Forgive my confusion, I’m a bad statistician, of any sort. How do you include ‘something else’ in your model? Don’t you need to at least (for monte carlo techniques) be able to generate “forward” from parameters to simulated data?
Or do you include Gelman’s posterior predictive check in the model somehow, so that data that is sufficiently surprising causes a “misspecification alarm” to go off?
I’m not sure how the best way to handle simplifying a model without doing insane things. I do know that if what you are doing amounts to overtly “putting zero probability on it” then what you are doing is a terminal mistake that makes the process distinctly non-bayesian. I get the impression that the mistakes that bayesians are trying to correct with their after the fact testing of the model are different ones to this one. If common ‘bayesian statisticians’ do in fact make mistakes that are of this order then consider me mistaken but also consider their claims to be ‘bayesians’ also, more or less, lies.

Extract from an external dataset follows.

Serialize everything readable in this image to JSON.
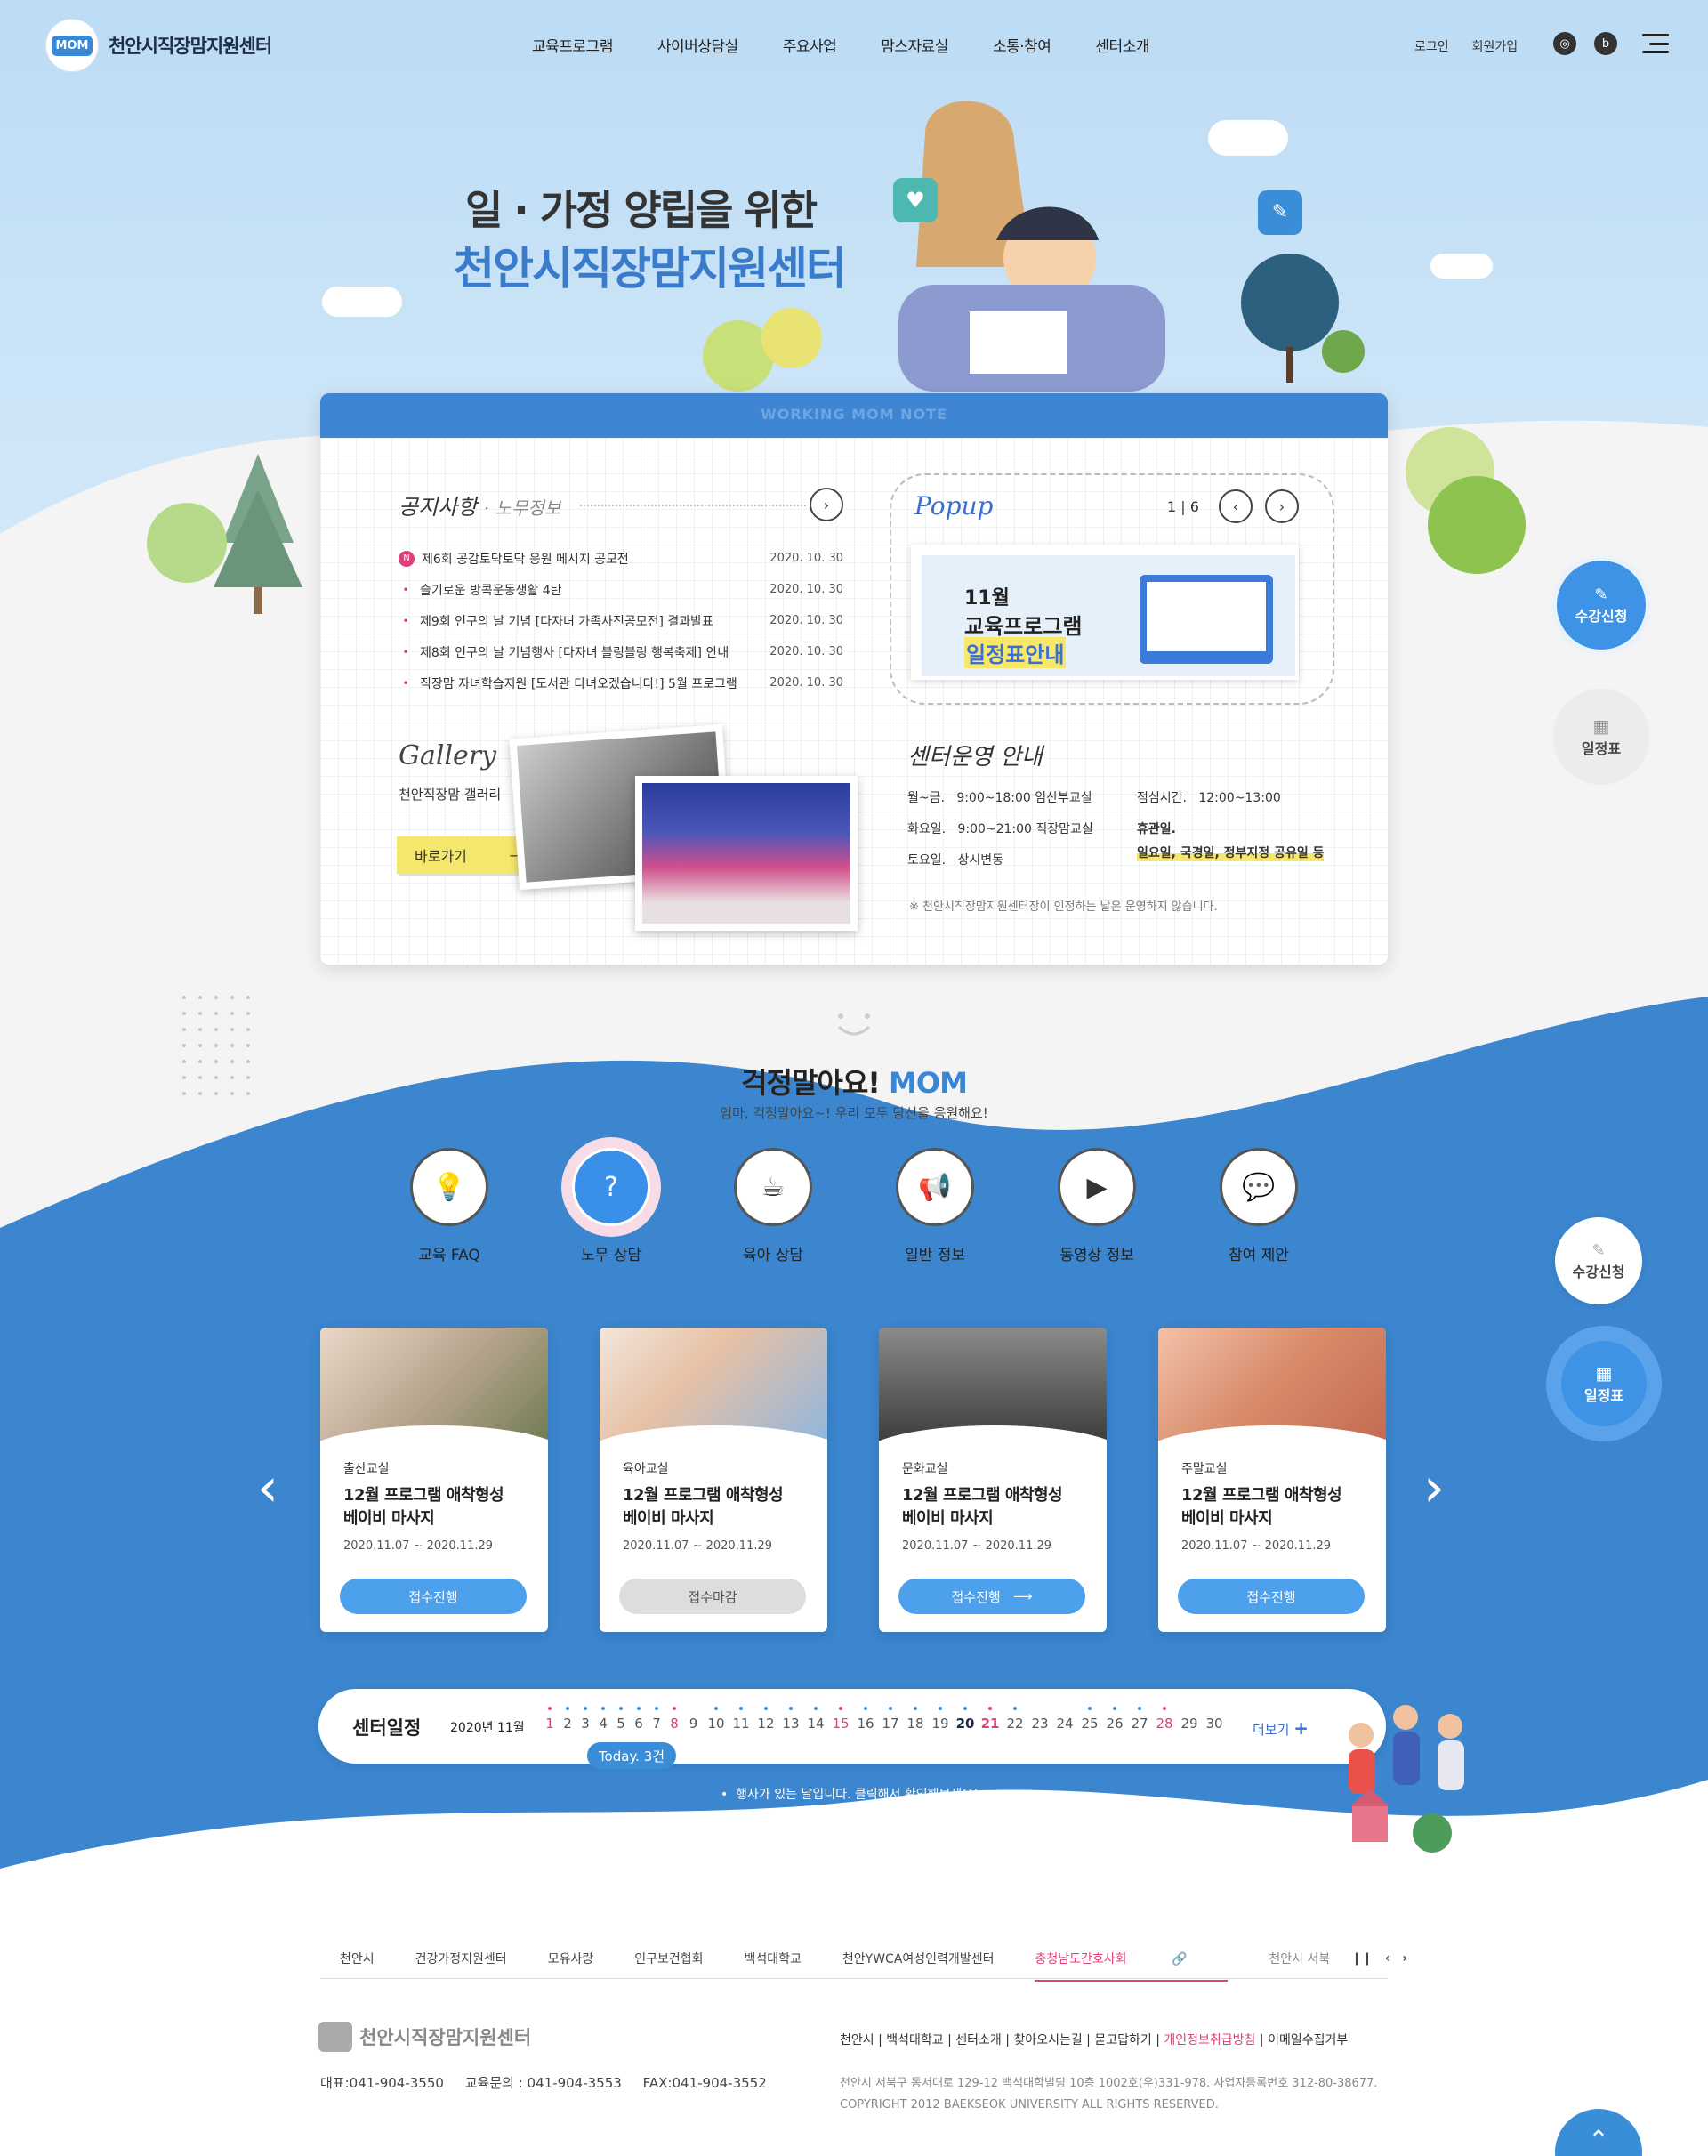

If you choose a single model to work with, you are effectively putting zero probability on all other models (that are not contained in your chosen model as sub-models). Gelman’s posterior predictive checks aren’t motivated by this consideration (one of his non-mainstream-for-a-Bayesian stances is that model probabilities aren’t useful). Nevertheless, the checks are directed at identifying ways in which the model fits the data poorly, with an eye to guiding further model elaboration, so they do address this issue in a sense.
Philosophically this is true, but practically speaking, it’s not. Setting certain posterior probabilities to zero can be a good approximation to a fully Bayesian analysis (e.g., this paper). In fact, if it’s appropriate to use a small number of sigfigs in your results, this approximation can yield the exact same results far faster. I don’t think it’s fair to call the labeling of such an analysis as Bayesian a lie.
I follow this reasoning and it applies in many cases. The reason I do not consider it applicable to the example given is due to the explicit mentioning of “We can make Z’s pre-evidence probability arbitrarily small, to make this seem reasonable at the time.” That changes the meaning of the example significantly in my understanding.
I claim that if Z is given enough consideration that ‘arbitrarily small’ is plugged in rather than mere exclusion from a model then it is just an error not an approximation. There are valid examples of bayes-in-practice that support the position John takes but I just don’t consider this example a fair representation. Partly because the mistake is a bad way to handle urns and partly because explicitly plugging in bad priors for Z should make you explicitly expect bad posteriors for Z. Exclusion from the model itself is a different problem.
Good answer. I neglected to read up-thread with enough thoroughness.
Good answer. I got a bit confused because Z has two meanings: “ball labelled Z was observed” (data), and “ball came from urn Z” (hypothesis). John’s model can assign zero probability to data than could possibly be observed, and that’s the big no-no.
In the example provided it would be by having the labels “A, B, C and Zooblefuzz” where Zooblefuzz is clearly defined ‘any other urn than A, B or C’.